Less than two weeks later, the US State Department announced yet another diplomatic employee suffered "health effects" consistent with those experienced by other embassy personnel, and a second employee was being evaluated.
At that time, 25 Americans in Havana had been affected by the attacks, State Department spokeswoman Heather Nauert said.
China, too
In June, the State Department expanded a health alert for China after a series of supposed acoustic incidents that left diplomatic personnel suffering injuries similar to their counterparts in Cuba. The original health alert 16 days earlier was issued solely for Guangzhou, where an American was diagnosed with a mild brain injury after complaining of mysterious sonic phenomena.
In the expanded alert, the State Department said it had sent an unspecified number of employees stationed in China back to the United States for medical testing.
The reason the incidents have been characterized in the past as sonic or acoustic attacks is because they coincided with high-pitched sounds. Cuban diplomats in particular experienced a variety of symptoms, including sharp ear pain, headaches, ringing in one ear, vertigo, disorientation, attention issues and signs consistent with mild traumatic brain injury or concussion.
Secretary of State Mike Pompeo said earlier this year he was establishing a Health Incidents Response Task Force, led by Deputy Secretary of State John Sullivan and including representatives from the departments of Justice as well as Health and Human Services.
The task force will serve as the "coordinating body for department and interagency activities, including identification and treatment of affected personnel and family members, investigation and risk mitigation, messaging, and diplomatic outreach," Pompeo said in a statement.
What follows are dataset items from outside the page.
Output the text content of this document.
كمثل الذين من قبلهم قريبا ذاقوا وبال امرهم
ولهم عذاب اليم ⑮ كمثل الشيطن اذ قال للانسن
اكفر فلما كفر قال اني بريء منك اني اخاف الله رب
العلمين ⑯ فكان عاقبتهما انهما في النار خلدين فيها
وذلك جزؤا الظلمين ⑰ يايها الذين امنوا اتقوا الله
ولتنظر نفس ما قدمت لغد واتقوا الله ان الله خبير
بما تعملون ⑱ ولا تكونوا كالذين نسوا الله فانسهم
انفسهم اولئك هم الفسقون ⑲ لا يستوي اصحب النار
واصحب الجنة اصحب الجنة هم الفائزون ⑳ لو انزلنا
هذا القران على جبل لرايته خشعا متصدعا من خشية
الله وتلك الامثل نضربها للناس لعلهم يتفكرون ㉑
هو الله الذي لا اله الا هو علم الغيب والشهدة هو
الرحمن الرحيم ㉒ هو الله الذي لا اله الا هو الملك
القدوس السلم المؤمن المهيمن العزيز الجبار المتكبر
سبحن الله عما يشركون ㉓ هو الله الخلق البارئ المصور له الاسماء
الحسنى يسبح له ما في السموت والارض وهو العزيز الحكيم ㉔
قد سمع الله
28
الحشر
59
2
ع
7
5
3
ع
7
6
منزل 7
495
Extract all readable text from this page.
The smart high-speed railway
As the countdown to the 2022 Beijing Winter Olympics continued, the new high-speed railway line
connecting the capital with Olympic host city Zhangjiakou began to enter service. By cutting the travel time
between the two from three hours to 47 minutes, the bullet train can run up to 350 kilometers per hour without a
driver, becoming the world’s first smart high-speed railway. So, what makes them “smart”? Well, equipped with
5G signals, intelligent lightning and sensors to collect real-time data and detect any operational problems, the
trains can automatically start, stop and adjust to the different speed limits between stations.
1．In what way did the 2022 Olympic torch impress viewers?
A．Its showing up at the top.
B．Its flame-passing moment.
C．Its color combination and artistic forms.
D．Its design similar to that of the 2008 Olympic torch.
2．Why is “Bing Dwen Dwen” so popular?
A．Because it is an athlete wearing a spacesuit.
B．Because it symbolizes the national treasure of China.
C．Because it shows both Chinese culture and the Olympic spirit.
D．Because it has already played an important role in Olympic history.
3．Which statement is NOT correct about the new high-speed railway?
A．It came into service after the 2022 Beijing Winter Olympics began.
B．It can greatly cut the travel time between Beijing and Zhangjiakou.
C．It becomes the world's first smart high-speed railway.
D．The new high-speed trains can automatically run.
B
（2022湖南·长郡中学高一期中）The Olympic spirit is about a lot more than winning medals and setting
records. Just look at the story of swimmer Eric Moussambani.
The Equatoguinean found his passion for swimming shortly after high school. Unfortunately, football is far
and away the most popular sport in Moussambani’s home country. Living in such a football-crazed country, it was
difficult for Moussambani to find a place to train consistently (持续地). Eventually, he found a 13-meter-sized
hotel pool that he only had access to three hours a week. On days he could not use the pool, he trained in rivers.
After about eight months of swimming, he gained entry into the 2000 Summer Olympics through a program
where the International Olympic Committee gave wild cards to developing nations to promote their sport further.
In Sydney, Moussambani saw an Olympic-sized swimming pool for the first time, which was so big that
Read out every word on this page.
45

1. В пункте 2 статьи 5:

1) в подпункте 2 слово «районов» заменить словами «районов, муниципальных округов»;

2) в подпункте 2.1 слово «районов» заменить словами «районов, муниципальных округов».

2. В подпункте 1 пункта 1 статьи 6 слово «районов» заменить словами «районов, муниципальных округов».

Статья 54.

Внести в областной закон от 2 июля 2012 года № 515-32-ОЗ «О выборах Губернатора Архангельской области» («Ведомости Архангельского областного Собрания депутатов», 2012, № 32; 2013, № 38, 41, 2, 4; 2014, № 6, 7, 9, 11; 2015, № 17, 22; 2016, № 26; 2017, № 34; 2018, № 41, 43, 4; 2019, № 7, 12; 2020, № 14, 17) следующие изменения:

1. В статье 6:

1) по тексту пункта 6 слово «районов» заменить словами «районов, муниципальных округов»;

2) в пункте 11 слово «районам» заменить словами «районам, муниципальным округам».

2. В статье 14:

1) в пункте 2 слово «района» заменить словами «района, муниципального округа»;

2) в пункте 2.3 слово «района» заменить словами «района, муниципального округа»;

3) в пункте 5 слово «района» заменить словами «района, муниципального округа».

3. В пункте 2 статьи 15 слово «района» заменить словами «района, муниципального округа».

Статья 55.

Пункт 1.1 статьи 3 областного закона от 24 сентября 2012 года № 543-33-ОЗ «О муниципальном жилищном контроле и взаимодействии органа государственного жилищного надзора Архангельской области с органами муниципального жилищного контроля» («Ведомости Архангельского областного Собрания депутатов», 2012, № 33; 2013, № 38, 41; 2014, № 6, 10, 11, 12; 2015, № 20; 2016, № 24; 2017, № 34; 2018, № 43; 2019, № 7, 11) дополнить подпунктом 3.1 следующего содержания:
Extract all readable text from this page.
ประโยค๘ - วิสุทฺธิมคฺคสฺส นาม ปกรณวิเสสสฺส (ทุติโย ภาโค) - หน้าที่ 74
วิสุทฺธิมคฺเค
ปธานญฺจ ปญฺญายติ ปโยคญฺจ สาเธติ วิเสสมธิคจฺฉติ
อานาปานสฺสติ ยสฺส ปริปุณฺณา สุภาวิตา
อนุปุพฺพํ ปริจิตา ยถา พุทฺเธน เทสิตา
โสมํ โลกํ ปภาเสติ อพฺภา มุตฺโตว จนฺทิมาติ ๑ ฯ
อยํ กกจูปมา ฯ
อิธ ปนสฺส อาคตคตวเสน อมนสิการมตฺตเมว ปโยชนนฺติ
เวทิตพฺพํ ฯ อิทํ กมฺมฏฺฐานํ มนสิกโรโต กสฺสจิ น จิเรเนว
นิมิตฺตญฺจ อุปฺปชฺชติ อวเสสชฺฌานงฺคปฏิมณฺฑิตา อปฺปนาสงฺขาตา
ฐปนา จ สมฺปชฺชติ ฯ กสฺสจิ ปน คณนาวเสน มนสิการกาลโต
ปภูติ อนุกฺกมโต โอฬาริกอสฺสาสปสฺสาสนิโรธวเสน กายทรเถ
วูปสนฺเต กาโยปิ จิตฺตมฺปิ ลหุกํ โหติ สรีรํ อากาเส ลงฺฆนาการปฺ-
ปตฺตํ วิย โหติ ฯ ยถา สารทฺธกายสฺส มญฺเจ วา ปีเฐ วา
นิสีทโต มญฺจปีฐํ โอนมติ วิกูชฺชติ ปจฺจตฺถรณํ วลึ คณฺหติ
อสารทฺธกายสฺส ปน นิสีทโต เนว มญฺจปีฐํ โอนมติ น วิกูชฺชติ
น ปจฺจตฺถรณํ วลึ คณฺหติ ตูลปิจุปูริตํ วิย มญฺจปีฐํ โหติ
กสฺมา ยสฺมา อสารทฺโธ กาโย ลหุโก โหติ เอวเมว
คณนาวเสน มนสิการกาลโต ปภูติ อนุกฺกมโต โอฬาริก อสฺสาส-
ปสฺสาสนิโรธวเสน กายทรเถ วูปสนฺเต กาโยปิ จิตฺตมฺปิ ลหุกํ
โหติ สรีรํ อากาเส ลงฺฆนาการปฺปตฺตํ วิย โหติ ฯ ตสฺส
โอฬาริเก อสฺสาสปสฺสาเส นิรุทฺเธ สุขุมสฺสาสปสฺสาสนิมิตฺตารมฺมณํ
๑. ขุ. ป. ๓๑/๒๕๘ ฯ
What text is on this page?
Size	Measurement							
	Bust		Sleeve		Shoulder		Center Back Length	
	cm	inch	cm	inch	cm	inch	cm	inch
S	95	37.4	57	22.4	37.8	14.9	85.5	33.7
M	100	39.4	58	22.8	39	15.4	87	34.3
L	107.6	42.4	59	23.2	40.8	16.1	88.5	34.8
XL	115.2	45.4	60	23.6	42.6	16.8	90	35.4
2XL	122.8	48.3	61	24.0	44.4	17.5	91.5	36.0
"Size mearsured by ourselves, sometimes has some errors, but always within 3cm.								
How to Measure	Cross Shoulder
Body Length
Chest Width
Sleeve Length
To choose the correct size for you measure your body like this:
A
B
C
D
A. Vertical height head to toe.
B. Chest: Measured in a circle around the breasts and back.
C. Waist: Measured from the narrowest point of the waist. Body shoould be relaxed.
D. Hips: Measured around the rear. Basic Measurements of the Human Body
The sophistication of the attack has led US officials to suspect a third country is involved, perhaps as retribution against the US or Canada -- whose diplomats have also been targeted -- or to drive a wedge between those countries and Cuba.
In August 2017, officials included Russia among a list of countries that have an adversarial relationship with the United States and that American investigators suspected might be involved. Russia is one of the few countries that have used microwave technology before, and a theory among investigators is that some rogue Cuban intelligence officials worked with Russia because they were not happy with the détente between US and Cuba, the senior administration official said.